The key to losing weight in 2019 may have less to do with what you eat, and more to do with how much you eat.
Choosing the right portions of different food groups is the easiest place to start when it comes to shedding pounds, says nutritionist and dietitian Lisa Young. In her new book, “Finally Full, Finally Slim,” she dismisses trendy but ultimately unsustainable fad diets that have followers banishing carbs — or consuming gobs of fat.
“People think they can’t have the food they love,” says Young, 56, who teaches nutrition at NYU and lives on the Upper East Side. “You can [eat] your favorite foods, just not all at once,” she says — and in limited amounts.
Young has been speaking out about portion control since the 1990s and made a cameo appearance in the 2004 documentary “Super Size Me.” She also testified in support of then-mayor Michael Bloomberg’s proposed big-soda ban, which aimed to limit the sale of sugary beverages larger than 16 ounces.
Clients Young has treated have lost up to 100 pounds by employing her guidelines, which are rooted in mapping out your plate by portion size. At each meal, produce should take up half of your plate or more, although you can have unlimited fruits and veggies throughout the day if you so choose. Starches such as bread or potatoes can take up about a quarter of your plate, as can protein from meat or meat alternatives.
“You can have your carbs, you can have your meat,” she says. “It’s about knowing which portions you have to have less of.”
And that’s where things can get tricky. When they first come to her, for example, many of Young’s clients believe they’re eating a single serving of cereal — about a cup — when in actuality they’re eating at least two or three times that, she writes.
On Young’s plan, the proper starch (which includes grains and starchy veggies) portion should be four to six a day. She reminds clients that one serving of cold cereal is 1 cup, a serving of corn is one ear, and a serving of sweet potato or legumes such as chickpeas, lentils or split peas, is ¹/₂ cup. And yes, you can still have a sandwich, but consider preparing it open-faced so you’re having one serving of starch rather than two.
The healthiest daily allotment of meat or meat alternative is two to three servings. A serving of beef is about 4 ounces, or the size of a deck of cards. Tofu or tempeh can be a whole cup as a serving. Two or three eggs is also about one serving of protein.
When it comes to fats, she advises two to three servings daily. And a serving is, again, smaller than you think. One serving of avocado is just a quarter of the fruit, and when it comes to nuts, limit yourself to just a ¹/₄ cup. Dairy also is appropriate in smaller doses; just two to three servings a day. One serving is about the equivalent of a cup of milk, two slices of American cheese, or 8 ounces of yogurt.

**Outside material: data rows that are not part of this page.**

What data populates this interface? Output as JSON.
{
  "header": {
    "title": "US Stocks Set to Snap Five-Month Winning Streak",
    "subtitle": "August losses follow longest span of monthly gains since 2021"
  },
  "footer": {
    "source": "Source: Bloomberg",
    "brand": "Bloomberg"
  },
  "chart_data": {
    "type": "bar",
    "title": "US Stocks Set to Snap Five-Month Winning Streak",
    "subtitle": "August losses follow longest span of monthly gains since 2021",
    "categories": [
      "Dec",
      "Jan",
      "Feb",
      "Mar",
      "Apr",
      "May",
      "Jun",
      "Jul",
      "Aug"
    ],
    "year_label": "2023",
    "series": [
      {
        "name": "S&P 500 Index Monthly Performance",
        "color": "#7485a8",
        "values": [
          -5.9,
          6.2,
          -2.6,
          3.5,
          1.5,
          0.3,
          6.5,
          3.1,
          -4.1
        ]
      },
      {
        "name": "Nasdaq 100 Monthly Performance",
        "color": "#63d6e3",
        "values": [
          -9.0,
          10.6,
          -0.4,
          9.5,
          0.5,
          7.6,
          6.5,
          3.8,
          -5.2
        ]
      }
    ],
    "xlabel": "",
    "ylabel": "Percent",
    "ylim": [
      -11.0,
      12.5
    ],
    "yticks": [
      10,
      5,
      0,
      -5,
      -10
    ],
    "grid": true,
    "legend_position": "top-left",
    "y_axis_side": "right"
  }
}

Once you’ve mastered portion control, considering the types of food you’re eating can increase weight loss. For instance, opt for leaner meat, fish or plant-based protein more often than fat-rich meats such as bacon or steak. Think of ways to get more fiber — which makes you feel full and aids digestion — into your diet, such as opting for brown rice instead of white, and whole-wheat bread rather than white. Nonstarchy veggies such as Brussels sprouts, carrots and peppers will also satiate you more than starchy ones such as potatoes, butternut squash or corn, which contain more calories and carbs — and less fiber.
But you can’t really go wrong as long as you load your plate — at least half of it — with vegetables and fruit, Young says.
“When you fill up your plate with veggies, not only are you getting good nutrition, it makes it much easier for you to [visualize] the healthy portion sizes of starch and protein,” she says.
Young’s portion passion has been a career-long one. In the late ’90s, she studied the history of the fast-food industry’s portion sizes, and noticed they were getting bigger, from as little as 7 ounces of soda — the only size McDonald’s offered when it opened in the ’50s — to as much as 30 ounces at the chain today.
“Everyone was fighting about the fats or the carbs, but I was just watching the portions get bigger and bigger,” Young says.
Ultimately, she says, unhealthy portion sizes are now culturally ingrained — and she wants to change that.
“I want people to maintain a normal life,” she says. “Entirely cutting people off certain foods, or throwing out the good stuff — it’s not sustainable.”